We searched the literature associated with BCG post-immunization transcriptomic analysis. The chemotactic factors CCL3 and CCL4 have been found to be down-regulated in transcriptomic analysis of human monocytes induced by BCG vaccination; the chemotactic factor CCL2 is up-regulated 3 months later; and interferon-induced antiviral gene ifitm1 is down-regulated [27]. In contrast, in this study, genes ccl3 and ccl4 in humanized mice induced by BCG were up-regulated, ccl2 was not differentially expressed, and the ifitm1 gene was down-regulated. These results suggest that BCG-induced immune responses differ between humans and humanized mice, owing to the differences in species and the timing of immunization. Furthermore, other studies have found that BCG-infected human macrophages increase TNF-α [28], in agreement with our results.

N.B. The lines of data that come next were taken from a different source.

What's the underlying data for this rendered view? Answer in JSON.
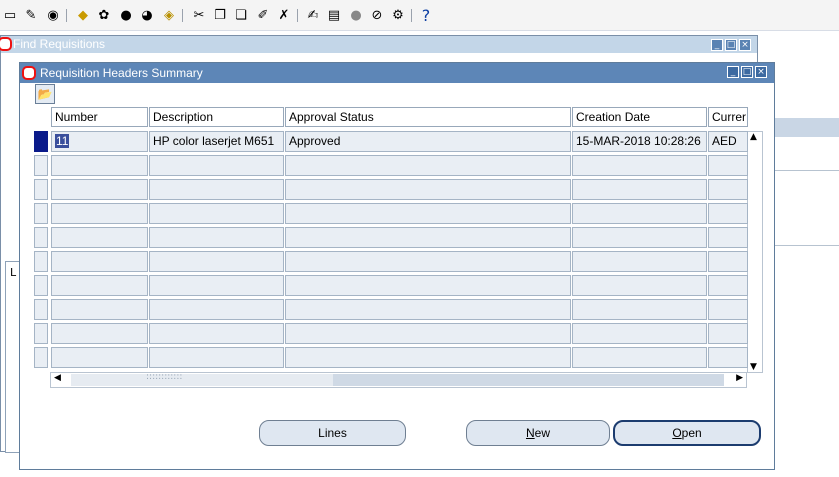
{
  "toolbar": {
    "icons": [
      "save-icon",
      "navigate-icon",
      "zoom-icon",
      "find-icon",
      "print-icon",
      "switch-icon",
      "cut-icon",
      "copy-icon",
      "paste-icon",
      "clear-icon",
      "edit-icon",
      "folder-icon",
      "translation-icon",
      "attachment-icon",
      "tools-icon",
      "help-icon"
    ],
    "help_label": "?"
  },
  "background_window": {
    "title": "Find Requisitions",
    "left_tab_letter": "L"
  },
  "dialog": {
    "title": "Requisition Headers Summary",
    "columns": [
      "Number",
      "Description",
      "Approval Status",
      "Creation Date",
      "Currer"
    ],
    "rows": [
      [
        "11",
        "HP color laserjet M651",
        "Approved",
        "15-MAR-2018 10:28:26",
        "AED"
      ],
      [
        "",
        "",
        "",
        "",
        ""
      ],
      [
        "",
        "",
        "",
        "",
        ""
      ],
      [
        "",
        "",
        "",
        "",
        ""
      ],
      [
        "",
        "",
        "",
        "",
        ""
      ],
      [
        "",
        "",
        "",
        "",
        ""
      ],
      [
        "",
        "",
        "",
        "",
        ""
      ],
      [
        "",
        "",
        "",
        "",
        ""
      ],
      [
        "",
        "",
        "",
        "",
        ""
      ],
      [
        "",
        "",
        "",
        "",
        ""
      ]
    ],
    "hscroll_dots": "::::::::::::"
  },
  "buttons": {
    "lines": "Lines",
    "new_u": "N",
    "new_rest": "ew",
    "open_u": "O",
    "open_rest": "pen"
  },
  "colors": {
    "title_active": "#5d86b7",
    "title_inactive": "#c3d6e8",
    "selected_row": "#0a1a8a"
  }
}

This study has several limitations. First, the transcriptomic analysis was conducted in an animal model rather than in samples collected from humans, thus resulting in heterogeneity between our results and previous literature data, owing to species differences. Second, the transcriptome analysis was performed on only samples obtained on day 91 post-infection; therefore, our experimental results are limited to a single time point and cannot fully reflect the full range of immune responses after BCG vaccination.
CONCLUSION
In summary, transcriptomic analysis of 1035 DEGs induced by the BCG vaccine in a humanized mouse model revealed that the differentially down-regulated genes myc and itgb3 are involved in the PI3K-Akt signaling pathway. These genes might play essential roles in the molecular mechanism of immune protection of the BCG vaccine, a possibility that must be further verified. This study may indicate novel biomarkers for the diagnosis and treatment of TB. In addition, our results may provide a theoretical basis for further exploring the immune mechanism induced by BCG vaccination.